Anyway, come the evening, after the conf calls and some S3a Scale tests, I kick off a shutdown.

And here a flaw of the OSX UI comes in: it assumes that whatever reason you are trying to do a shutdown for, it is not because finder has crashed. And it gives any application the right to veto the shutdown. You can't just select "shut down..." on the menu, you have to wait for any apps to block it, stop them and then continue. And even after doing all of that, I come in this morning and find the laptop, fans spinning away, me logged out but some dialog box about keychain access required. This is not shutting down, this is half hearted attempt at maybe shutting down sometimes if your OS hasn't got into a mess.

It's notable that Windows has some hard coded assumptions that a shutdown is caused by the failure of something. It also has, from the world of Windows Server, the concept that the user may not be waiting at the console waiting to click OK dialogs popped up by apps. Thus it has a harsher workflow.

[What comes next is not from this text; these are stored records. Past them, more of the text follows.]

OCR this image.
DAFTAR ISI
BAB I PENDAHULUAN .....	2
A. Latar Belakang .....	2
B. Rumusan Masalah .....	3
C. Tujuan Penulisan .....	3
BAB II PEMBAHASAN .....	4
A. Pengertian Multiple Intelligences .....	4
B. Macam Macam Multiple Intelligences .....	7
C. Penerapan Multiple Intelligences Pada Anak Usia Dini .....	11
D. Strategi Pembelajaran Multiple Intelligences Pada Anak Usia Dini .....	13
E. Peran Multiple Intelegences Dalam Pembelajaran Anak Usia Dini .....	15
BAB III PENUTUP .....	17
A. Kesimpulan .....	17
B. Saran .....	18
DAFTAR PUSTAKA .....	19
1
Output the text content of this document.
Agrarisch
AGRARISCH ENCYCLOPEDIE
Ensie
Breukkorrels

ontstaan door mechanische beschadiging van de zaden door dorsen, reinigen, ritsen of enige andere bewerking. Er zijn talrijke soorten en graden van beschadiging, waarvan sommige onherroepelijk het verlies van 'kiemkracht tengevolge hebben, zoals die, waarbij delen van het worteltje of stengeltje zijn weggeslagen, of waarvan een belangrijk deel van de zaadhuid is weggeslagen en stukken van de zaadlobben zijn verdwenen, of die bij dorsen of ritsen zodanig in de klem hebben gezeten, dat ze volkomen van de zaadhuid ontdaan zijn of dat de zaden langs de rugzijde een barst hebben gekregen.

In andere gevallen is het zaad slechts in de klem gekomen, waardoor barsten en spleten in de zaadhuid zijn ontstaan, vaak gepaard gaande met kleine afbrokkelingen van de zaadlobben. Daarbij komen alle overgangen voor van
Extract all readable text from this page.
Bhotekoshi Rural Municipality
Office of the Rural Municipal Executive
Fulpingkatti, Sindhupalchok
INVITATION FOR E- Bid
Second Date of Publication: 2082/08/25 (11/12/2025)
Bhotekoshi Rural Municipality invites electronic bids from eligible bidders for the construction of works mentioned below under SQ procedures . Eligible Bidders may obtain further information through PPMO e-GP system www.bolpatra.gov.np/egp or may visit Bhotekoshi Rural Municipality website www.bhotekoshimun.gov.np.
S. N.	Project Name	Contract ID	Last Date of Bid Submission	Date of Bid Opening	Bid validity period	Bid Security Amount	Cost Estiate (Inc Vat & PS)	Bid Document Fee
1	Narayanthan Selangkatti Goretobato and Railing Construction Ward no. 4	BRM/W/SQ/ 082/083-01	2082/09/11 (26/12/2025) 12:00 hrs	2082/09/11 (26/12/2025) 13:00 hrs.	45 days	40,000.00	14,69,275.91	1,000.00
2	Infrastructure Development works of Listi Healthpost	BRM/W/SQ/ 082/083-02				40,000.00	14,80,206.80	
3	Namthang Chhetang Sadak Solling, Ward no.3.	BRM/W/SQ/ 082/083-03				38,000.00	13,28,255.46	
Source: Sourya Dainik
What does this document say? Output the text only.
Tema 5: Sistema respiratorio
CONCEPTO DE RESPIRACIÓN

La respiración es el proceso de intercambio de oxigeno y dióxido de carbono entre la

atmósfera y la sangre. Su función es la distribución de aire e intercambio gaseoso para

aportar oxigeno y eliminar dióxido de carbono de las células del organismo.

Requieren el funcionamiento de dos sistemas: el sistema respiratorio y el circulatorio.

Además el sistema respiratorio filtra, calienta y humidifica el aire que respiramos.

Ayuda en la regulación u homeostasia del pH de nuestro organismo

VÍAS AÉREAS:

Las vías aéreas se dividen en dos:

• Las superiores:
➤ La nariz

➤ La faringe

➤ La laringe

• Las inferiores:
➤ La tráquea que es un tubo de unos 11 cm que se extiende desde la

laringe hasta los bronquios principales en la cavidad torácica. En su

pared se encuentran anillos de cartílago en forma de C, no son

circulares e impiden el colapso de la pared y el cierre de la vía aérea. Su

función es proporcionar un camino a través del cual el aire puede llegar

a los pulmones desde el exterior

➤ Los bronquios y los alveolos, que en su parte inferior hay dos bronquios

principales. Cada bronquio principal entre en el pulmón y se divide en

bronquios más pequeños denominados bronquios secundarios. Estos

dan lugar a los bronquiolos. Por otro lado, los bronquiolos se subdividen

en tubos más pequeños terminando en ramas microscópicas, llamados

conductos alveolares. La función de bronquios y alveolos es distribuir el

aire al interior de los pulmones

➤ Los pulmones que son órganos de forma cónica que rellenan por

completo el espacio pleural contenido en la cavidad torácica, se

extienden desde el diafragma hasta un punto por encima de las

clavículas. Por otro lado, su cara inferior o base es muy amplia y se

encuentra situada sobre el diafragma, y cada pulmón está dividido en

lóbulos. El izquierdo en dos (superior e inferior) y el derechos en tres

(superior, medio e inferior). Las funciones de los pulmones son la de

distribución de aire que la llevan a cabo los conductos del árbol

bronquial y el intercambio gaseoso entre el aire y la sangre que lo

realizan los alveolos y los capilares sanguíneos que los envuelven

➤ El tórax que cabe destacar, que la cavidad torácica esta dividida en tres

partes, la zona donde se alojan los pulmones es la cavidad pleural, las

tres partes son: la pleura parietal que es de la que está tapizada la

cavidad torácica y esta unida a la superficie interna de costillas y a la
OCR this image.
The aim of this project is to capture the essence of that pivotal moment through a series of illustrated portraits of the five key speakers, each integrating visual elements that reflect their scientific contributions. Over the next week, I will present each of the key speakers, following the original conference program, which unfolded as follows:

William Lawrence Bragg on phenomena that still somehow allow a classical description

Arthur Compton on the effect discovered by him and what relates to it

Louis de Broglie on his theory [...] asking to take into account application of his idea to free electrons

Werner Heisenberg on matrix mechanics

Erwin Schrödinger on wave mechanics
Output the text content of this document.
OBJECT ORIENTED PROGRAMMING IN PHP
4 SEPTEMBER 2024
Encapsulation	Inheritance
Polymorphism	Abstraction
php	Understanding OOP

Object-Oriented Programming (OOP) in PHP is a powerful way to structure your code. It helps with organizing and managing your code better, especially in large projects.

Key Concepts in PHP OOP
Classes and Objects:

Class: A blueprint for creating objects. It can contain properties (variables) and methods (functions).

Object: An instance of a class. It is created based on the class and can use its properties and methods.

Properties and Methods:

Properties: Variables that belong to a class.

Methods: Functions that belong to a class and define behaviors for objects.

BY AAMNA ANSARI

  1. A WM_QUERYENDSESSION message comes out saying "we'd like to shut down, is that OK? Apps get the opportunity to veto the sesson end, but not if it's tagged as a critical shutdown. And of you don't service that event, you are considered dead and don't get a veto.
  2. The WM_ENDSESSION event sent to apps to say "you really are going down —get over it".
  3. There is a registry entry WaitToKillAppTimeout you can use to control how long the OS waits for applications and to terminate, WaitToKillServiceTimeout for services, and even HungAppTimeout to control how long an app has to respond to an exit menu request (WM_EXIT?) before being considered dead and so killed.
See? Microsoft know that things hang, that even services can hang, and that if you want to shut down then you want to shut down, not find out 12 hours later that it had stopped with a dialog box.

In contrast macOS Sierra has implicit assumptions that apps rarely hang, the OS services never deadlock, and that shutting down is a rare activity where you are happy to wait for all the applications to interact with you —even the ones that have stopped responding.

This may have held for for OS/X, but for macOS all those assumptions are invalid. And that makes shutdown far more painful and unreliable than it need be.

Now if you go low level and do a "man shutdown", you can see that a similar escalation process is built in there

Upon shutdown, all running processes are sent a SIGTERM followed by a SIGKILL.  The SIGKILL will follow the SIGTERM by an intentionally indeterminate period of time.  Programs are expected to take only enough time to flush all dirty data and exit.  Developers are encouraged to file a bug with the OS vendor, should they encounter an issue with this functionality.

I think from now on, it'll be a shutdown command from the console.

Anyway, because of all these problems, I do currently regret installing macOS sierra. It shipped to meet a deadline, rather than because it was ready.

macOS Sierra is not ready for use unless you are prepared to reboot every day, and are aware that the only way to reboot reliably is from the console.

2 comments:

  1. thanks for the heads up, jetbrains also advises against upgrading, sorry you had to be the canary in the coalmine...

    ReplyDelete
  2. there's an IDEA update; I've not had any problems with anyway apart from scrolling being a bit more twitchy than before.